If floods inundated one part of the world, another part of the world faced severe droughts. California state which was considered as a leader in USA Agricultural production was hit by negligible rainfall and extremely high temperatures throughout summers.
Many countries in South America also experienced extended spells of the dry period in northern Argentina, Paraguay, and western areas of Brazil.
and many more…
If you think this is enough, locust swarms in India and Central Asia, the volcanic eruption in the Philippines & Indonesia, ice melting in Greenland and many others are on the list.
If you are interested to investigate further, here are a couple of specific monthly reports which were published –
Conclusion – Climate Change has to be solved
Climate change is not a country’s problem, it is not specific to any city or community. As we could see, climate change is on a relentless march and it continues to impact each one of us.

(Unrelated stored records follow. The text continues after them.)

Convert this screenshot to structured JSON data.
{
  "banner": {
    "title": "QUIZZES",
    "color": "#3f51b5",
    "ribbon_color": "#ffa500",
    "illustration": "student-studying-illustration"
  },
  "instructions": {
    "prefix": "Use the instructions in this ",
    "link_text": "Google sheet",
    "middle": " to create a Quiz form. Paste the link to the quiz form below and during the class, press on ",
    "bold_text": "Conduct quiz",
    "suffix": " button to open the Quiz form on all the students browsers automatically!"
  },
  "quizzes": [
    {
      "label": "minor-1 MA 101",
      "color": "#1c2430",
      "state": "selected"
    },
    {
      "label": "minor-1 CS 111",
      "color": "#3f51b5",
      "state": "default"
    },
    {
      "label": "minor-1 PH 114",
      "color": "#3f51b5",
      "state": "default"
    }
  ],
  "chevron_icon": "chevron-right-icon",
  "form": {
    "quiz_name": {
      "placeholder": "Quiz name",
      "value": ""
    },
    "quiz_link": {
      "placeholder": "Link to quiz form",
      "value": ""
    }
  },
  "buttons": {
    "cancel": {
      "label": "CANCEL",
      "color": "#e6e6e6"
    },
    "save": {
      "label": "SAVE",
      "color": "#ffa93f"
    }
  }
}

Reflecting on 2020 one feels that COVID-19 was a lesson on life, that combined many learnings in one i.e. the fragility of life & uncertainty of future, and above all, the supreme power of nature, which is reflected in an unusually high number of natural disasters in 2020.
These natural disasters only indicate the constant damage that we have inflicted on the planet & the environment. Recently Amitabh Bachan in the TV game show Kaun Banega Crorepati anecdotally compared the environmental damage to a body injury. An injury which by constant scratching has aggravated so much that shortly the limb will be amputated.
As I introduced in the article, though this year will be an unforgettable one, unless something dramatic happens, that dramatic event could be another calamity caused due to climate change. If we do not want that to happen, we as humans need to work together, leave our environmentally damaging idiosyncrasies and fight it together.